Most people think space is empty, but it's not. The "void" between the stars is crowded with clouds of gas. Clouds on Earth are miles wide. Clouds in space are light years across. They range in character from inky-black and cold to colorful and glowing-hot. Stars are born in clouds, and they hurl even more clouds into space when they die. Interstellar clouds are everywhere, so it's no surprise that the solar system is running into one.
The question is, what kind of cloud?
Above: The local interstellar cloud. [More]
This cloud, like most things in the Universe, consists mainly of hydrogen. We know this because the hydrogen absorbs telltale colors from the light of nearby stars. Astronomers use this absorption effect to trace the cloud's general outline: it is several light years wide and ragged-edged.
The cloud's abundant hydrogen doesn't easily penetrate the heliosphere because hydrogen atoms in the cloud are ionized by interstellar ultraviolet radiation. Like cosmic rays the hydrogen atoms are charged and, thus, held at bay. Helium atoms, on the other hand, are mostly neutral, so they slip into the solar system.
Although helium is only a minor ingredient of the cloud, it tells the researchers what the whole is like. The cloud's temperature is 6000 C, the same as the helium stream. Its velocity, 26 km/s, is the same, too. If the cloud contains a standard cosmic mix of hydrogen and helium--a reasonable assumption--then its overall density must be 0.264 atoms per cubic centimeter.
Arcania? Not at all.
These numbers are important. They are vital to the size and "leakiness" of the heliosphere. The bubble is inflated from the inside by the solar wind and compressed on the outside by the cloud. It's a balancing act. If the pressure of the cloud (a function of temperature, density and velocity) is high, it defeats the solar wind and makes the bubble smaller, lowering our defenses against cosmic rays.
Right: ISSI team-leader Eberhard Moebius of the University of New Hampshire.

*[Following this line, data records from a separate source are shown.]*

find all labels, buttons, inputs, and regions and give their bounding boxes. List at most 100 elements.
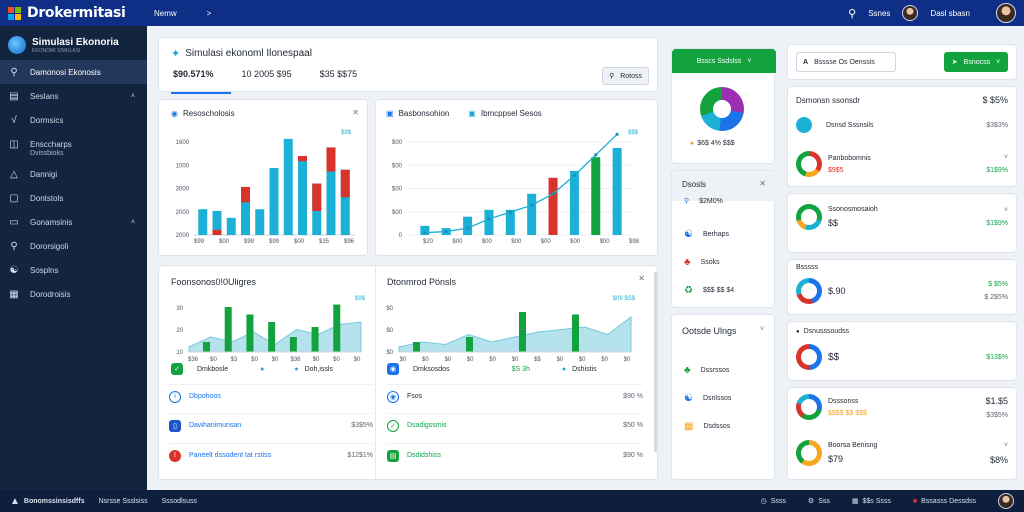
- metric-row[interactable]: Bsssss: [796, 264, 1008, 271]
- chart-card-2: ▣ Basbonsohion ▣ Ibmcppsel Sesos $00 $00 $…: [375, 99, 658, 256]
- metric-row[interactable]: $$ $13$%: [796, 344, 1008, 370]
- metric-row[interactable]: Dsnsd Sssnsils $3$3%: [796, 117, 1008, 133]
- bottom-link[interactable]: Nsrsse Ssslsiss: [98, 497, 148, 505]
- chevron-down-icon[interactable]: ˅: [1003, 441, 1008, 449]
- sidebar-item-9[interactable]: ☯ Sosplns: [0, 258, 147, 282]
- sidebar-item-label: Seslans: [30, 91, 59, 101]
- bottom-label: $$s Ssss: [862, 497, 891, 505]
- dot-icon: ◉: [387, 363, 399, 375]
- line-point: [594, 153, 598, 157]
- button-label: Bsscs Ssdslss: [696, 57, 742, 65]
- list-item[interactable]: ▤ Dsdidshiss $90 %: [387, 443, 643, 467]
- panel-item[interactable]: ☯ Berhaps: [684, 229, 729, 240]
- bottom-item[interactable]: ■ Bssasss Dessdss: [913, 498, 976, 505]
- message-icon: ▤: [387, 449, 399, 462]
- sidebar-item-4[interactable]: ◫ Ensccharps: [0, 132, 147, 156]
- sidebar-item-10[interactable]: ▦ Dorodroisis: [0, 282, 147, 306]
- x-tick-label: $0: [313, 357, 320, 363]
- close-icon[interactable]: ✕: [638, 274, 645, 283]
- tab-2[interactable]: 10 2005 $95: [241, 69, 292, 79]
- x-tick-label: $3: [231, 357, 238, 363]
- bar: [255, 209, 265, 235]
- scrollbar[interactable]: [654, 272, 657, 452]
- metric-title: Dsmonsn ssonsdr: [796, 95, 861, 105]
- main-header-card: ✦ Simulasi ekonoml Ilonespaal $90.571% 1…: [158, 37, 658, 94]
- search-icon[interactable]: ⚲: [848, 7, 857, 20]
- bar-segment: [298, 156, 307, 162]
- sidebar-item-dashboard[interactable]: ⚲ Damonosi Ekonosis: [0, 60, 147, 84]
- search-label[interactable]: Ssnes: [868, 8, 891, 18]
- panel2-item-label: Dssrssos: [700, 367, 730, 374]
- metric-row[interactable]: $.90 $ $5% $ 2$5%: [796, 278, 1008, 304]
- list-item[interactable]: ✓ Dsadigssmis $50 %: [387, 413, 643, 437]
- metric-row[interactable]: Ssonosmosaioh $$ ˅ $1$9%: [796, 204, 1008, 230]
- bar: [203, 342, 210, 352]
- tab-3[interactable]: $35 $$75: [319, 69, 358, 79]
- chevron-down-icon[interactable]: ˅: [1003, 154, 1008, 161]
- area-series: [398, 315, 632, 353]
- bottom-link[interactable]: Sssodlsuss: [161, 497, 198, 505]
- bottom-item[interactable]: ⚙ Sss: [808, 497, 830, 506]
- search-input[interactable]: A Bsssse Os Oenssis: [796, 52, 896, 72]
- filter-button[interactable]: ⚲ Rotoss: [602, 67, 649, 85]
- list-item[interactable]: ◉ Fsos $90 %: [387, 384, 643, 408]
- metric-row[interactable]: Dsmonsn ssonsdr $ $5%: [796, 95, 1008, 105]
- chevron-down-icon[interactable]: ˅: [1003, 207, 1008, 214]
- avatar[interactable]: [902, 5, 919, 21]
- sidebar-item-2[interactable]: ▤ Seslans ˄: [0, 84, 147, 108]
- top-nav-item[interactable]: Nemw: [154, 8, 177, 18]
- app-title: Drokermitasi: [27, 5, 126, 21]
- metric-title: Dsnusssoudss: [803, 328, 850, 335]
- list-item[interactable]: ! Paneelt dssodent tat rstiss $12$1%: [169, 443, 373, 467]
- bar: [519, 312, 526, 352]
- metric-row[interactable]: Boorsa Benisng $79 ˅ $8%: [796, 440, 1008, 466]
- metric-row[interactable]: ● Dsnusssoudss: [796, 328, 1008, 335]
- legend-label: Dshistis: [572, 365, 597, 373]
- sidebar-item-3[interactable]: √ Dormsics: [0, 108, 147, 132]
- x-tick-label: $00: [600, 239, 611, 245]
- panel-item[interactable]: ♣ Ssoks: [684, 257, 720, 268]
- user-name[interactable]: Dasl sbasn: [930, 8, 970, 18]
- bottom-item[interactable]: ▲ Bonomssinsisdffs: [10, 496, 85, 507]
- panel2-item[interactable]: ♣ Dssrssos: [684, 365, 729, 376]
- bottom-item[interactable]: ◷ Ssss: [761, 497, 786, 506]
- metric-value: $1.$5: [985, 395, 1008, 406]
- close-icon[interactable]: ✕: [352, 108, 359, 117]
- bar: [241, 186, 250, 235]
- box-icon: ▢: [9, 192, 19, 204]
- metric-row[interactable]: Panbobomnis $9$5 ˅ $1$9%: [796, 151, 1008, 177]
- avatar[interactable]: [998, 493, 1014, 509]
- close-icon[interactable]: ✕: [759, 179, 766, 188]
- list-item[interactable]: i Dbpohoos: [169, 384, 373, 408]
- x-tick-label: $99: [244, 239, 255, 245]
- sidebar-item-7[interactable]: ▭ Gonamsinis ˄: [0, 210, 147, 234]
- tab-1[interactable]: $90.571%: [173, 69, 214, 79]
- sidebar-subitem[interactable]: Dvissbioks: [30, 150, 64, 157]
- dropdown-button[interactable]: Bsscs Ssdslss ˅: [672, 49, 776, 73]
- metric-row[interactable]: Dsssonss $$$$ $$ $$$ $1.$5 $3$5%: [796, 394, 1008, 420]
- sidebar-item-label: Dororsigoli: [30, 241, 69, 251]
- y-tick-label: 1000: [176, 163, 190, 169]
- sidebar-item-5[interactable]: △ Dannigi: [0, 162, 147, 186]
- bar: [226, 217, 236, 235]
- y-tick-label: 2000: [176, 210, 190, 216]
- chevron-right-icon[interactable]: >: [206, 8, 212, 18]
- primary-button[interactable]: ➤ Bsnocss ˅: [944, 52, 1008, 72]
- panel2-item[interactable]: ☯ Dsnlssos: [684, 393, 731, 404]
- windows-logo-icon: [8, 6, 21, 20]
- top-bar: Drokermitasi Nemw > ⚲ Ssnes Dasl sbasn: [0, 0, 1024, 26]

Thousands of years from now, some researchers believe, the solar system will pass completely through this cloud and emerge in a low-pressure cavity blown by those supernovas a few million years ago. The heliosphere will expand, providing improved protection against cosmic rays.
After that âŚ who knows? Another cloud might come along compress the bubble again. The ISSI team's research, eventually, could tell us how the heliosphere will react.
Shields up? Shields down? It's not science fiction any more.